Nach ihm die Sintflut

Le Monde diplomatique –

Wenige Wochen nach Macrons Einzug in den Élysée-Palast fasste einer seiner Vertrauten, Jean-Louis Bourlanges, heute Präsident der Kommission für Auswärtige Angelegenheiten in der Nationalversammlung, die künftige Leitlinie der Wirtschafts- und Sozialpolitik folgendermaßen zusammen: „Objektiv brauchen wir für die Probleme des Landes Lösungen, die den hohen Einkommen zugutekommen.“ Gleich bei der nächsten Gelegenheit zeigten die so Bevorzugten ihre Dankbarkeit für den Wohltäter: 2022 stimmten 48 Prozent der Reichsten im ersten Wahlgang für den amtierenden Präsidenten – ein Zuwachs von 14 Prozent im Vergleich zu Macrons erster Kandidatur 2017.

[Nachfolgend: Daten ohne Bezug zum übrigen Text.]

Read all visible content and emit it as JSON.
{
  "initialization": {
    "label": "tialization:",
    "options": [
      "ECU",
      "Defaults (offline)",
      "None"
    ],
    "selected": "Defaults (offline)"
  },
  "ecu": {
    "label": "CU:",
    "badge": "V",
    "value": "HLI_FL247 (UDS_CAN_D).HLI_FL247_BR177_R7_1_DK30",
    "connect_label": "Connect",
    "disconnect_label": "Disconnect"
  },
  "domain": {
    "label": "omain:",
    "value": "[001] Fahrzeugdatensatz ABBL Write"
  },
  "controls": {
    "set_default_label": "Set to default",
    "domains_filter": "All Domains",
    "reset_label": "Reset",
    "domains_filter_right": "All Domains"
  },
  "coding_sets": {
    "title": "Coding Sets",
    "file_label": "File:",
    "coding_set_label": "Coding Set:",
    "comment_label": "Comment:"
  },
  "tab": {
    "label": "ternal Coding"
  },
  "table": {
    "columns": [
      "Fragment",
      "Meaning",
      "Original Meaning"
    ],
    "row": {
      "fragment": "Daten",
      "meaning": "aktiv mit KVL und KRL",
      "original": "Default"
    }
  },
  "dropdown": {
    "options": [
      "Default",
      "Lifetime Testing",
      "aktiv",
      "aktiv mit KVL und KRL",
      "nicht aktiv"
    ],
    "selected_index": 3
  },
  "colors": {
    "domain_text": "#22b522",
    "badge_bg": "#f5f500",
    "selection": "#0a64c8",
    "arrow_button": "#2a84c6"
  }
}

Wenn die Linke am Ruder war, hat sie ihre Wählerschaft selten mit so viel Bravour befriedigt.

Auch bei den Wählerinnen und Wählern über 65 Jahre ist Macrons Popularität zwischen den beiden Wahlen gewachsen. Man kann also den „Mut“ ermessen, an dem sich Macron berauscht, wenn er das Land von einer „Rentenreform“ überzeugen will, deren Opfer vor allem die Gesellschaftsschichten sind, die ohnehin mehrheitlich gegen ihn gestimmt haben.

Dass hier eine soziale Errungenschaft infrage steht, wird das Kapital ebenso wenig jucken wie die reichsten Rentner. Für die französischen Arbeiter:innen haben die zwei zusätzlichen Arbeitsjahre hingegen sogar eine lebenswichtige Bedeutung. Auch wenn ihre Lebenserwartung in den letzten 20 Jahren gestiegen ist, sterben sie auch bei guter Gesundheit im Durchschnitt immer noch 6 Jahre früher als ihre angestellten Führungskräfte.

Für diejenigen, die ohnehin ausgenutzt, ausgelaugt und erledigt werden, verschiebt sich die Ziellinie also erneut nach hinten. Die Zeit für Erholung, private Pläne oder ehrenamtliches Engagement wird erneut von der Arbeit aufgefressen. Und warum? Weil die Regierung nicht nur nichts gegen den Verfall von Krankenhäusern und Schulen unternimmt, sondern obendrein noch „die Last der Rentenausgaben“ verringern will. Derweil gehen die Militärausgaben durch die Decke – laut dem Verteidigungsministerium werden sie sich von 2017 bis 2030 verdoppelt haben. Diese Politik ist so erbärmlich, dass anders als im Winter 1995 sogar einige der Macron-freundlichsten Medien (vorübergehend) die Waffen strecken mussten.

Ministerpräsidentin Borne will zwar nicht aufgeben, sorgt sich aber, dass man damit Wasser auf die Mühlen des Rassemblement National kippt. Der Staatspräsident macht sich hingegen gar keine Sorgen. „2027 kandidiere ich nicht mehr“, erklärte Macron im Dezember, „also bin ich auch nicht für das verantwortlich, was dann kommt.“

Die Nachwelt kann also aus seiner arroganten Präsidentschaft getrost in Erinnerung behalten, dass er Marine Le Pen als Steigbügelhalter diente. Wenn Emmanuel Macron sich in den kommenden Wochen bei den Rechten und bei der Europäischen Kommission seine Sporen als Reformer verdient, kann er dann in Davos oder Katar schwadronieren und auf einen Chefposten bei Uber, Netflix oder einer großen internationalen Geschäftsbank hoffen.